14. A device (100), in particular a server unit, for providing a software patch (sw_patch), in particular a firmware patch, to at least one device (10), the device (100) comprising: A first supply unit (100a) for providing an existing model (m_old) and a new model (m_new), wherein the existing model (m_old) describes the existing version of the software of the device and the new model (m_new) describes the new version of the software, A determination unit (100b) for determining a model difference (m_diff) between the existing model (m_old) and the new model (m_new), A conversion unit (100c) for converting the determined model difference (m_diff) into a specific abstract graph (ASG) by applying a machine-readable language to the determined model difference (m_diff), the specific abstract graph representing the determined model difference (m_diff) as a set of graphs (gph), An application unit (100d) for applying a graph mining unit to the set of graphs (gph) to identify a specific type of closed subgraph from the set of graphs (gph) according to specific parameters, wherein the identified specific type of closed subgraph includes an optimal specific type of closed subgraph (g_optsub), A storage unit (100e) for storing at least the optimal specific type of closed subgraph (g_optsub) and for generating a reference (REF) to at least one stored optimal specific type of closed subgraph (g_optsub) according to the subgraph compression mode, A replacement unit (100f) for replacing each identified specific type of closed subgraph corresponding to the optimal specific type of closed subgraph (g_optsub) with the generated reference (REF) to obtain a compressed model difference, and A second supply (100g) unit for providing a compressed patch comprising the compressed model difference and the subgraph compression mode, and A coding unit (100h) is configured to code the compressed patch using a coding algorithm and to transmit the coded compressed patch as the software patch (sw_patch) to the at least one device (10).

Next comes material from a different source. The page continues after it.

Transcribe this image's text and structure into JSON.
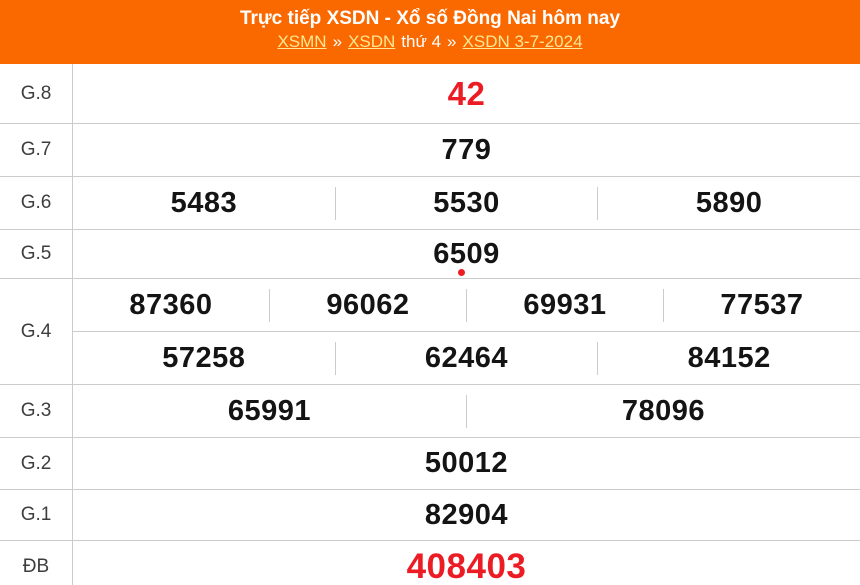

15. A communication system (1) for providing a software patch (sw_patch), in particular a firmware patch, to at least one device (10), the communication system (1) comprising: The device (100) according to claim 14, and The at least one device (10), in particular formed as a terminal device, wherein the device (100) is configured to transmit the software patch (sw_patch) to the at least one device (10), and the at least one device (10) is configured to update an existing version of the software of the at least one device (10) to a new version of the software by processing the software patch (sw_patch) on the at least one device (10).